Even the number of buyers and sellers has finally begun showing some signs of balance after two years of a chronic shortage of homes for sale.
But there is still much room for improvement, particularly in the new-home market where sales rates are still less than one third of what’s necessary to keep pace with the Valley’s current population growth, the report said.
“Change is in the air. Several factors are pushing the market away from extremes and back toward normality and balance,” said Michael Orr, the report’s author and real estate expert at ASU’s W.P. Carey School of Business.
The median single-family home price hardly changed month-over-month in July — which is common during the hottest summer months — but was still up roughly 30 percent from a year ago to $194,150, the report said. The average price per square foot — an important metric for Realtors — jumped 24.3 percent year-over-year to $118.62.

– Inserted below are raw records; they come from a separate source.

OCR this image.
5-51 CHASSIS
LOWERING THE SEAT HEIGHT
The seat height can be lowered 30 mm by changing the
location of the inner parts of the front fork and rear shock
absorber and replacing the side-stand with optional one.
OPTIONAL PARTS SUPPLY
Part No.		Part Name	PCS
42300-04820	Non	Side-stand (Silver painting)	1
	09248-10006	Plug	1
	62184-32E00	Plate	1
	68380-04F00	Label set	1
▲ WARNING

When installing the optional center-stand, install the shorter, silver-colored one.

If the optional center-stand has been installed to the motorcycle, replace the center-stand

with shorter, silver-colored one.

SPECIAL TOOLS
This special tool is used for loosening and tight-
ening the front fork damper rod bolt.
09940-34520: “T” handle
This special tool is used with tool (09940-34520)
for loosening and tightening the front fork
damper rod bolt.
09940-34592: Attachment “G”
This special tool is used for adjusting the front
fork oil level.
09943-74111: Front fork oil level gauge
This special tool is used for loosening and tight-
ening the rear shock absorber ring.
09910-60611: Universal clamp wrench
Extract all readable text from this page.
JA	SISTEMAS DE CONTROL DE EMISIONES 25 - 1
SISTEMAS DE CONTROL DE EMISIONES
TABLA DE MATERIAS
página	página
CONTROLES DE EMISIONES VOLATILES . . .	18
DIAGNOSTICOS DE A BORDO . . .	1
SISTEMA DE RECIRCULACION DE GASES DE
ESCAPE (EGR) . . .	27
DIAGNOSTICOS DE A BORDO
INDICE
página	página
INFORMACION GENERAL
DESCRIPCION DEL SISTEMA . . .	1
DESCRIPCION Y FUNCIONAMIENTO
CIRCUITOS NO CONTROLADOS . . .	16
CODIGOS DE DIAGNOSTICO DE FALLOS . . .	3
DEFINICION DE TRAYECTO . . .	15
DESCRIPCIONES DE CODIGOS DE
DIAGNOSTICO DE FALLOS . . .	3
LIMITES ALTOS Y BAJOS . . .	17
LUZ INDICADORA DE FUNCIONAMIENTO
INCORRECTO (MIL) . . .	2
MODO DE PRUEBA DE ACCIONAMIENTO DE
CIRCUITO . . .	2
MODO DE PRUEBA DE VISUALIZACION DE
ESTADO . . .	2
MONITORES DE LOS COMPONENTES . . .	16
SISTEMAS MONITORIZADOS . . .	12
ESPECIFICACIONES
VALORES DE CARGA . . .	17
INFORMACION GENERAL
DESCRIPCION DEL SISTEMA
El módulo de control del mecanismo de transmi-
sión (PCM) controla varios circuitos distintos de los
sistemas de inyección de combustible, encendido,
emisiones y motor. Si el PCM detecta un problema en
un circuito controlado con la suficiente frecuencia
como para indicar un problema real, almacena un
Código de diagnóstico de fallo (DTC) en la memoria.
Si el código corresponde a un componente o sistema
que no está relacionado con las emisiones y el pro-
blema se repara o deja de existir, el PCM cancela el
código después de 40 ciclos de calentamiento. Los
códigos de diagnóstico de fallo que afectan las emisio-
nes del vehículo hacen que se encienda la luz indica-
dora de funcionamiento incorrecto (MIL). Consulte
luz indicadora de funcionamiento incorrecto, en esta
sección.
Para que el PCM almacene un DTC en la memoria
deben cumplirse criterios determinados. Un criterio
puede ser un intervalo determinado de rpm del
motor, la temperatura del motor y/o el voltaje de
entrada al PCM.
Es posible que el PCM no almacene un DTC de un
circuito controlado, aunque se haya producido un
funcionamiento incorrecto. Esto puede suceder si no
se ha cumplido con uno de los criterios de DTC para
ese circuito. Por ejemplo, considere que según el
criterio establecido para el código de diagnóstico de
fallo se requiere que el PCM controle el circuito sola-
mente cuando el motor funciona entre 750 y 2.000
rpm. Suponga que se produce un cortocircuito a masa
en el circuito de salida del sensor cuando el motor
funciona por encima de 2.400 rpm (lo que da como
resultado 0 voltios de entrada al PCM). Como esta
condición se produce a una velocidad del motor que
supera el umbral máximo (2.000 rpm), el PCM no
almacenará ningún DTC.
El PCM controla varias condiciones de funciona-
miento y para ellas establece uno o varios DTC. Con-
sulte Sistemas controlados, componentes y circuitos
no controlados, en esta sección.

Town homes and condominiums, on the other hand, were unscathed by the usual summer slowdown. The condo market’s median price for July spiked 50 percent year-over-year to $123,001, which ASU noted was mostly due to a short supply of listings.
Then there’s foreclosure activity, which has taken a steep plunge this year and is dramatically improved from 2009 peak levels, Orr said.
As of July, foreclosure starts – meaning when owners receive notice that their lenders may foreclose in 90 days – dropped 61 percent from a year ago and completed foreclosures were down 56 percent during the same period.
As a result of rising prices and availability of distressed properties waning, investors and all-cash purchasers have been losing interest in the Valley, which has left more room for owner-occupiers and financed purchases to gain some market share, Orr said.
For instance, investor purchases made up 27 percent of the market in July. That’s down significantly from last July, when investors purchases peaked at nearly 40 percent.
The other issue for the Phoenix housing market has been supply, or rather the lack thereof.
On Aug. 1, there were 11,907 active single-family listings for the Valley on the Arizona Regional Multiple Listing Service.
That’s up 6.5 percent from July 1 and a 26 percent jump year-over-year, Orr said.
But to really understand supply, you have to break it down by price range.
Nearly all of the growth in supply is occurring in the mid price range ($150,000-$500,000), with some improvements in the luxury market as well.
This is why the Valley saw a 40 percent year-over-year jump in mid-range sales in July and a 64 percent rise in luxury sales.
The lower-end market, however, continues to suffer greatly from supply constraints. Homes priced below $150,000 made up only 16 percent of all listings on Aug. 1.
This may help explain why such lower-end sales took a 37 percent nosedive year-over-year in July.
“We have been through enormous turbulence since 2002, and it will be a relief to many to be operating in a normal, healthy market,” Orr said. “We are not there yet, but the direction is becoming clear.”